Unter Berücksichtigung all dieser Faktoren geht Hamilton davon aus, dass 4 Mio. t neues Angebot, das etwas mehr als 75 Mrd. $ kosten würde, die maximale Kupfermenge ist, die praktisch aus neuen Projekten geliefert werden kann, unabhängig vom zugrunde liegenden Kupferpreis.
Daher wird eine Kombination aus erhöhter Schrottverwertung (3 Mio. Tonnen mehr bis 2030 gegenüber 2021) und der Substitution von Kupfer durch Aluminium in Produkten wie Kabeln erforderlich sein, um den Markt auszugleichen, was nur durch hohe Preise erreicht werden kann.
„Wir können alle über diese großen Lücken zwischen Angebot und Nachfrage reden, aber sie werden nicht eintreten“, sagt Hamilton. „Der Kupferpreis muss so hoch sein, dass er mittelfristig zu einer Substitution führt“.
Andere stimmen dem zu. „Ich denke, wir werden zu Preisen für Knappheit oder Versorgungssicherheit übergehen“, sagt Earle.
Nicht jeder ist davon überzeugt, dass Metalle für einen neuen Superzyklus bereit sind. Das Wachstum der erneuerbaren Energien und der Elektrofahrzeuge wird die Nachfrage nach Metallen ankurbeln, was jedoch durch einen Rückgang der Nachfrage aus China, dem nach wie vor größten Rohstoffverbraucher der Welt, wieder ausgeglichen werden könnte.
Einige Wirtschaftswissenschaftler sind der Ansicht, dass China seinen Höhepunkt erreicht hat, und prognostizieren für das nächste Jahrzehnt eine sehr starke Verlangsamung des Wirtschaftswachstums, die die erhöhte Metallnachfrage aufgrund von Dekarbonisierungsinitiativen mehr als ausgleichen wird.
Technologie – entweder durch Innovationen in der Fördertechnik oder in der Exploration – könnte die Versorgung ebenfalls verbessern.
BHP und Freeport haben beide in ein privates Unternehmen namens Jetti Resources investiert, das behauptet, die Antwort auf eines der größten Rätsel der Kupferbergbauindustrie gefunden zu haben – wie man das Metall aus reichlich vorhandenen, aber minderwertigen Erzen wirtschaftlich gewinnen kann.
Im Bereich Nickel hat das chinesische Unternehmen Tsingshan Holding Group, das den Weg für die Edelstahlindustrie geebnet hat, eine Form des Metalls, das in der Edelstahlproduktion verwendet wird, in eine Form umgewandelt, die sich für Elektrofahrzeugbatterien eignet, und damit eine weitere Versorgungsquelle für die Industrie erschlossen.
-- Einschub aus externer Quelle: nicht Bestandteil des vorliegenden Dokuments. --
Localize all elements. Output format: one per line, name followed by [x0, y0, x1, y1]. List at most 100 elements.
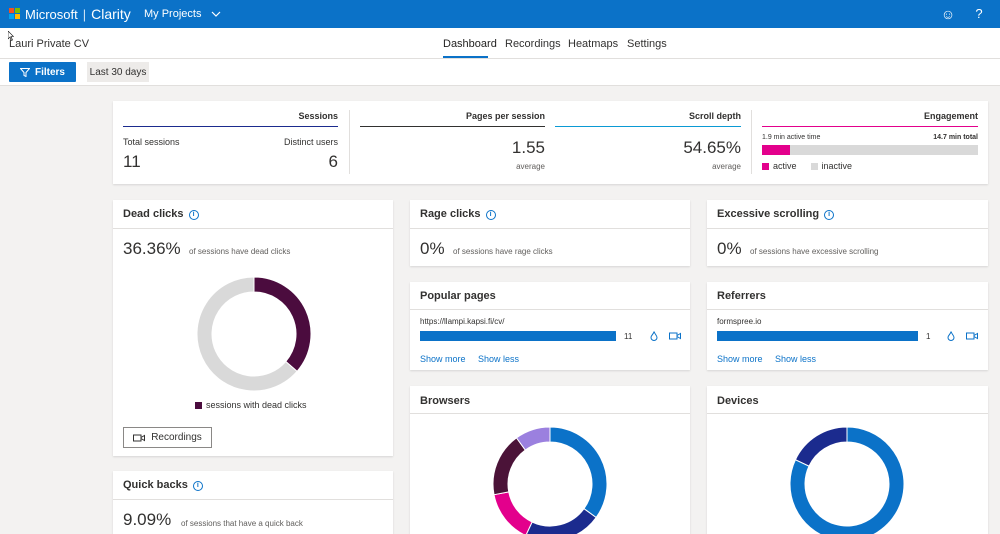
legend-inactive: inactive: [821, 161, 853, 171]
engagement-bar-active: [762, 145, 790, 155]
info-icon[interactable]: i: [188, 210, 199, 220]
tab-heatmaps[interactable]: Heatmaps: [568, 38, 619, 50]
dead-clicks-desc: of sessions have dead clicks: [189, 247, 291, 256]
top-bar: [0, 0, 1000, 28]
card-divider: [113, 499, 393, 500]
distinct-users-value: 6: [328, 152, 338, 171]
rage-clicks-desc: of sessions have rage clicks: [453, 247, 553, 256]
popular-pages-show-more[interactable]: Show more: [420, 354, 466, 364]
browser-slice-segment-1: [525, 507, 597, 534]
brand-product: Clarity: [91, 6, 131, 22]
filters-button-label: Filters: [34, 66, 65, 78]
popular-page-url[interactable]: https://llampi.kapsi.fi/cv/: [420, 317, 505, 326]
card-divider: [410, 309, 690, 310]
excessive-scrolling-desc: of sessions have excessive scrolling: [750, 247, 879, 256]
engagement-header: Engagement: [923, 111, 978, 121]
help-icon[interactable]: ?: [975, 6, 983, 21]
device-slice-segment-0: [789, 426, 905, 534]
filters-button[interactable]: Filters: [9, 62, 76, 82]
popular-pages-title: Popular pages: [420, 290, 496, 302]
referrers-show-more[interactable]: Show more: [717, 354, 763, 364]
video-camera-icon: [133, 434, 146, 441]
engagement-bar: [762, 145, 978, 155]
card-divider: [707, 309, 988, 310]
devices-card: [707, 386, 988, 534]
quick-backs-value: 9.09%: [123, 510, 172, 529]
tab-settings[interactable]: Settings: [627, 38, 667, 50]
total-time: 14.7 min total: [933, 134, 978, 141]
feedback-smiley-icon[interactable]: ☺: [940, 6, 956, 22]
brand[interactable]: Microsoft | Clarity: [25, 6, 131, 22]
summary-divider: [349, 110, 350, 174]
heatmap-flame-icon[interactable]: [650, 331, 658, 341]
recording-video-icon[interactable]: [669, 332, 681, 340]
popular-page-count: 11: [624, 332, 633, 341]
info-icon[interactable]: i: [192, 481, 203, 491]
summary-divider-2: [751, 110, 752, 174]
active-time: 1.9 min active time: [762, 134, 821, 141]
dead-clicks-donut-chart: [196, 276, 312, 392]
legend-active: active: [773, 161, 797, 171]
excessive-scrolling-title: Excessive scrolling i: [717, 208, 835, 220]
quick-backs-title: Quick backs i: [123, 479, 203, 491]
pages-per-session-header: Pages per session: [465, 111, 545, 121]
scroll-header-line: [555, 126, 741, 127]
info-icon[interactable]: i: [485, 210, 496, 220]
devices-donut-chart: [789, 426, 905, 534]
dead-clicks-slice-segment-1: [196, 276, 298, 392]
browser-slice-segment-3: [492, 437, 527, 496]
tab-dashboard[interactable]: Dashboard: [443, 38, 497, 50]
scroll-depth-sub: average: [712, 162, 741, 171]
inactive-legend-swatch: [810, 162, 818, 170]
browser-slice-segment-2: [493, 491, 533, 534]
info-icon[interactable]: i: [824, 210, 835, 220]
pages-per-session-value: 1.55: [511, 138, 545, 157]
filter-icon: [19, 67, 30, 77]
recordings-button-label: Recordings: [151, 432, 202, 443]
dead-clicks-legend-swatch: [195, 401, 202, 409]
dead-clicks-title: Dead clicks i: [123, 208, 199, 220]
referrer-domain[interactable]: formspree.io: [717, 317, 762, 326]
recording-video-icon[interactable]: [966, 332, 978, 340]
engagement-header-line: [762, 126, 978, 127]
dead-clicks-value: 36.36%: [123, 239, 181, 258]
heatmap-flame-icon[interactable]: [947, 331, 955, 341]
active-legend-swatch: [762, 162, 769, 170]
devices-title: Devices: [717, 395, 759, 407]
filter-bar: [0, 59, 1000, 86]
excessive-scrolling-value: 0%: [717, 239, 742, 258]
sessions-header: Sessions: [298, 111, 338, 121]
project-name: Lauri Private CV: [9, 38, 90, 50]
referrers-show-less[interactable]: Show less: [775, 354, 817, 364]
dead-clicks-legend: sessions with dead clicks: [195, 400, 307, 410]
pages-per-session-sub: average: [516, 162, 545, 171]
chevron-down-icon: [212, 11, 221, 17]
active-tab-indicator: [443, 56, 488, 58]
pages-header-line: [360, 126, 545, 127]
card-divider: [113, 228, 393, 229]
quick-backs-card: [113, 471, 393, 534]
recordings-button[interactable]: Recordings: [123, 427, 212, 448]
rage-clicks-card: [410, 200, 690, 266]
total-sessions-label: Total sessions: [123, 137, 180, 147]
tab-recordings[interactable]: Recordings: [505, 38, 561, 50]
scroll-depth-value: 54.65%: [683, 138, 741, 157]
mouse-cursor-icon: [8, 31, 14, 41]
quick-backs-desc: of sessions that have a quick back: [181, 519, 303, 528]
projects-label: My Projects: [144, 8, 202, 20]
referrer-bar: [717, 331, 918, 341]
card-divider: [410, 413, 690, 414]
rage-clicks-title: Rage clicks i: [420, 208, 496, 220]
projects-dropdown[interactable]: My Projects: [144, 8, 221, 20]
scroll-depth-header: Scroll depth: [688, 111, 741, 121]
popular-pages-show-less[interactable]: Show less: [478, 354, 520, 364]
device-slice-segment-1: [794, 426, 848, 467]
popular-page-bar: [420, 331, 616, 341]
browsers-card: [410, 386, 690, 534]
referrer-count: 1: [926, 332, 931, 341]
card-divider: [410, 228, 690, 229]
distinct-users-label: Distinct users: [283, 137, 338, 147]
referrers-card: [707, 282, 988, 370]
date-range-chip[interactable]: Last 30 days: [87, 62, 149, 82]
sub-nav-bar: [0, 28, 1000, 59]
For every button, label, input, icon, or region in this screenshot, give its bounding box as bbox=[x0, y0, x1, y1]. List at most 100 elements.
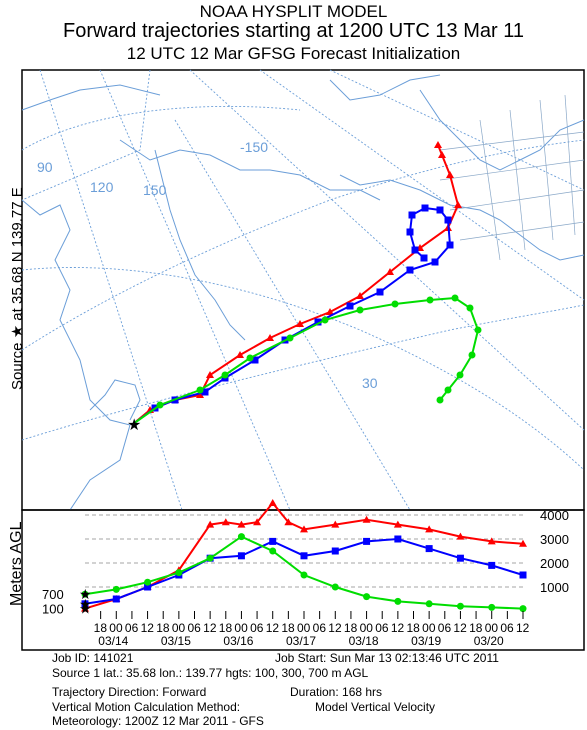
time-tick-label: 06 bbox=[313, 621, 327, 635]
time-tick-label: 12 bbox=[203, 621, 217, 635]
lon-label-120: 120 bbox=[90, 179, 114, 195]
map-trajectory-point bbox=[468, 351, 476, 359]
height-point bbox=[237, 520, 246, 528]
height-gridlines bbox=[85, 514, 525, 588]
height-tick-right: 1000 bbox=[540, 580, 569, 595]
time-tick-label: 18 bbox=[156, 621, 170, 635]
map-trajectory-point bbox=[386, 268, 394, 275]
height-point bbox=[206, 520, 215, 528]
height-point bbox=[206, 554, 214, 562]
lon-label-neg150: -150 bbox=[240, 139, 268, 155]
map-trajectory-point bbox=[206, 371, 214, 378]
height-point bbox=[425, 525, 434, 533]
time-tick-label: 12 bbox=[328, 621, 342, 635]
map-trajectory-point bbox=[251, 356, 259, 364]
source-info: Source 1 lat.: 35.68 lon.: 139.77 hgts: … bbox=[52, 666, 369, 680]
map-trajectory-point bbox=[236, 351, 244, 358]
time-tick-label: 00 bbox=[485, 621, 499, 635]
map-trajectory-point bbox=[411, 246, 419, 254]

Auch die Automobilhersteller suchen nach Alternativen zu Kobalt für die Verwendung in Batterien.
Was Kupfer betrifft, so weisen Analysten darauf hin, dass der Kupfermarkt in den nächsten Jahren zusätzlichen Nachschub erhalten wird, da bereits vor Jahren genehmigte Projekte – wie Ivanhoes Kamoa Kakula in der Demokratischen Republik Kongo und Anglo Americas Quellaveco in Peru – die Produktion aufnehmen und ihre volle Kapazität erreichen.
Diese geplanten Produktionssteigerungen verschieben die befürchtete Angebotsverknappung nur auf später im Jahrzehnt. In der Zwischenzeit könnte es jedoch zu erheblichen Schwankungen auf dem Markt kommen, da die Händler kurz- und langfristige Überlegungen abwägen.